The current law does not cap the exempt gain. It caps the doorway into the exemption.

That may be tolerable if the purpose is simply retirement relief for traditional small business owners. It is poor design for fast-growing, intangible-rich companies whose value can move well ahead of revenue, assets or the founder’s retirement plans.

If the policy objective is to reward genuine long-term business building, the tax law should say so directly. If the objective is only to help very small businesses with retirement succession, then we should be honest that the current concessions are not a serious start-up policy.

Australia should create a modern founder CGT exemption.

The cleanest version would be simple. Reduce the relevant holding period from 15 years to five years. Remove the turnover and net asset cliff-edge tests. Exempt the first $10 million of capital gain on the sale of active founder equity or active business assets, provided the business has been genuinely based and built in Australia. Exclude land from the concession, so the rule cannot become another property tax shelter.

Above the first $10 million, the exempt amount could accrue at, say, $2 million for each additional year of ownership.

The precise numbers can be debated. The principle is more important. Australia should not force a founder to wait 15 years, retire, buy a replacement business, or roll proceeds into superannuation to receive sensible CGT treatment for building a valuable enterprise here. That is not how modern growth companies work.

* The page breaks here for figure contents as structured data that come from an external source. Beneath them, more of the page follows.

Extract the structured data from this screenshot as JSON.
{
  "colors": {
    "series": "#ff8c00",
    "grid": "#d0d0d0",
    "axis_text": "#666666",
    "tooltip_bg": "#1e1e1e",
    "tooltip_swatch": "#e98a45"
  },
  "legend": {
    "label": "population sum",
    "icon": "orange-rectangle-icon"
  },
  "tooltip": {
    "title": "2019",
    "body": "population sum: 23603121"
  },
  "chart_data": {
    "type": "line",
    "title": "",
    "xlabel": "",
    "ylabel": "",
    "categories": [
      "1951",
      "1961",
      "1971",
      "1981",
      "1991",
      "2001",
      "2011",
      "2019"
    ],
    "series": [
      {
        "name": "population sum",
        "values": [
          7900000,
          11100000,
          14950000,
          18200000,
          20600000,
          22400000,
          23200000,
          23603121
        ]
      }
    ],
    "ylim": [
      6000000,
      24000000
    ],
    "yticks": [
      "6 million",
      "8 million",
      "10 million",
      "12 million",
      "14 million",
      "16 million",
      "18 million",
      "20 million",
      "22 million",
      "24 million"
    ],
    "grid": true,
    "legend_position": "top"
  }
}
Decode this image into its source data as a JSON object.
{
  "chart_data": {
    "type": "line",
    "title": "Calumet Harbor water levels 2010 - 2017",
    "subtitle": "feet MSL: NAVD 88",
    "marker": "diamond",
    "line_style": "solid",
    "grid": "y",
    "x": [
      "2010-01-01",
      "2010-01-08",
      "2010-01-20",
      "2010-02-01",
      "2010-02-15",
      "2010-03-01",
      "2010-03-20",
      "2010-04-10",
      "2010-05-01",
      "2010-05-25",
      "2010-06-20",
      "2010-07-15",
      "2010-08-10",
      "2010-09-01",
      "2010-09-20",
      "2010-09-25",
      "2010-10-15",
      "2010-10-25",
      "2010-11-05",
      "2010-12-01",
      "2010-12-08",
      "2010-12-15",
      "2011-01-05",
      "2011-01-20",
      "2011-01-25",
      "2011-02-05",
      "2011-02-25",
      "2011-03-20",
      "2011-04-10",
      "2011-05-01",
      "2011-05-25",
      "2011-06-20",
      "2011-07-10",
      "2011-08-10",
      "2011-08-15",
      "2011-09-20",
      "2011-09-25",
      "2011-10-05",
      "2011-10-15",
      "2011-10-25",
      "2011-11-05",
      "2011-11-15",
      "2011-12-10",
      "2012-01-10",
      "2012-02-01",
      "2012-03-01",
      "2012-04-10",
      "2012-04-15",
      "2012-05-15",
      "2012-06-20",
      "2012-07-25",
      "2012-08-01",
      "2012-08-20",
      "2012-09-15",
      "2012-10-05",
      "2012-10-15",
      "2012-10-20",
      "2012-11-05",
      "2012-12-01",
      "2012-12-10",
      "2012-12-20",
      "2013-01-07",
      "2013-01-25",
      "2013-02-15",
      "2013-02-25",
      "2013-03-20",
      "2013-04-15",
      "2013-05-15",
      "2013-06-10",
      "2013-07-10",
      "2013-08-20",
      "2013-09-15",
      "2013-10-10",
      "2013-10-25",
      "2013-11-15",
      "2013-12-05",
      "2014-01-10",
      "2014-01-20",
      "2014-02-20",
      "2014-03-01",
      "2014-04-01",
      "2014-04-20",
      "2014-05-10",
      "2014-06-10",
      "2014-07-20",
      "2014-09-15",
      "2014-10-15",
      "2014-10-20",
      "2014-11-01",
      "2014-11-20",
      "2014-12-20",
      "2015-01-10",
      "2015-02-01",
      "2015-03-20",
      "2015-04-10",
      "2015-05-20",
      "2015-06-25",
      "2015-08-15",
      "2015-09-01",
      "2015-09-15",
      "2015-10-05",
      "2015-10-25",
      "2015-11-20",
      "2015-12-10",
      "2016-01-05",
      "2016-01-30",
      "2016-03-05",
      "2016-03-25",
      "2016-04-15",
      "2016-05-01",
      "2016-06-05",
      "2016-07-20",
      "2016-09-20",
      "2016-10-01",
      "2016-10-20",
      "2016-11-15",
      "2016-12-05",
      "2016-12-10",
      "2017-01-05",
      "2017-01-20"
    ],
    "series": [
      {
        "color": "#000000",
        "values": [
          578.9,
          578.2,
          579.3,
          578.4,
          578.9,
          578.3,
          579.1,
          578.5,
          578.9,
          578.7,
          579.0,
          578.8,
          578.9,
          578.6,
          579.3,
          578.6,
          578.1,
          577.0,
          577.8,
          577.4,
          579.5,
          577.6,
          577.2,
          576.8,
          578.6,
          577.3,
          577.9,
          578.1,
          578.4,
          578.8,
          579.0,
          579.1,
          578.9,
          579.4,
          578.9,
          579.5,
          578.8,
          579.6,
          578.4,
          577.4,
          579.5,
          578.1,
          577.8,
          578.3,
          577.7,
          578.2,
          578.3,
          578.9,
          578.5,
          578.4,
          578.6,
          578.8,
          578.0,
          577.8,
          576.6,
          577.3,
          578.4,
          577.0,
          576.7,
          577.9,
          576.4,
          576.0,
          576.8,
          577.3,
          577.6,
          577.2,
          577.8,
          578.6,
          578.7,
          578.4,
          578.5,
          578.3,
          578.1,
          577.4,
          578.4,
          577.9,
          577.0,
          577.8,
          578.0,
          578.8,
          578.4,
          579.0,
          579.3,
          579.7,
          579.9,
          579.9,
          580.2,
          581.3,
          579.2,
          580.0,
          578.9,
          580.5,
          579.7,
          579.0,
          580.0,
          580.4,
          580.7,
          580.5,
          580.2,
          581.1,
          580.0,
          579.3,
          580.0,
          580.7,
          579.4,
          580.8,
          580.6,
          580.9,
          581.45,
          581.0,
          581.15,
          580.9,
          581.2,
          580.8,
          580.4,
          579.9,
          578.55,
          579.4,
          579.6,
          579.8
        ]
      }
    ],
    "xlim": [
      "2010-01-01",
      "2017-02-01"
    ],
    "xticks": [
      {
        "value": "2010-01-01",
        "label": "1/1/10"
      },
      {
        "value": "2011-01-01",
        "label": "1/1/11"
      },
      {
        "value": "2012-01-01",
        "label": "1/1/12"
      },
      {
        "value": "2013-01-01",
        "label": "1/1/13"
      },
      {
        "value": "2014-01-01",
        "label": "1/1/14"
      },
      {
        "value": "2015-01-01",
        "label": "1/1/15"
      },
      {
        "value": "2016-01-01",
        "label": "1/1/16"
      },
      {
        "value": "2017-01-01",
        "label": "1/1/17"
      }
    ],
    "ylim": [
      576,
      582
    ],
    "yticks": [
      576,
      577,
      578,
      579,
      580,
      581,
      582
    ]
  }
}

A capped founder exemption would be clearer than the current 15-year rule. It would say to Australian entrepreneurs: build here, base the company here, hold for at least five years, create real enterprise value, and the first part of your gain will not be taxed. But after that, ordinary CGT principles apply.

That is not a handout. It is a choice about national competitiveness.

The world has changed since capital gains tax was introduced in Australia in 1985. At that time, the archetypal private business was more likely to be a shop, farm, factory, agency, trade, or professional practice. Very large gains could occur, of course – a gold seam discovered under a paddock, for example – but the economy was not organised around software companies that can scale globally from a small founding team.

Today, a company can be worth little in year one, raise capital in year three, employ hundreds by year five, and be under pressure to relocate by year six. If our tax law tells that founder Australia is the wrong place to build and exit, the result is not merely less tax revenue. It is less ambition headquartered here.

None of this means abandoning CGT integrity. The exemption should apply only to genuine active businesses, not passive investment vehicles. It should exclude land. It should require a real Australian connection. It should be denied for artificial restructures designed merely to dress up a portfolio gain as a founder gain.

But the law should be simple enough for founders to understand before they decide where to build.

Australia is fond of saying it wants innovation. It wants productivity. It wants complex, high-value businesses. It wants young Australians to take risks, create jobs, and build companies that can compete globally. The capital firepower needed to back more of them already exists within Australia’s own superannuation system.

If we mean it, our CGT rules should not be designed only for yesterday’s small business exit. They should also be fit for the founder who builds tomorrow’s Australian company.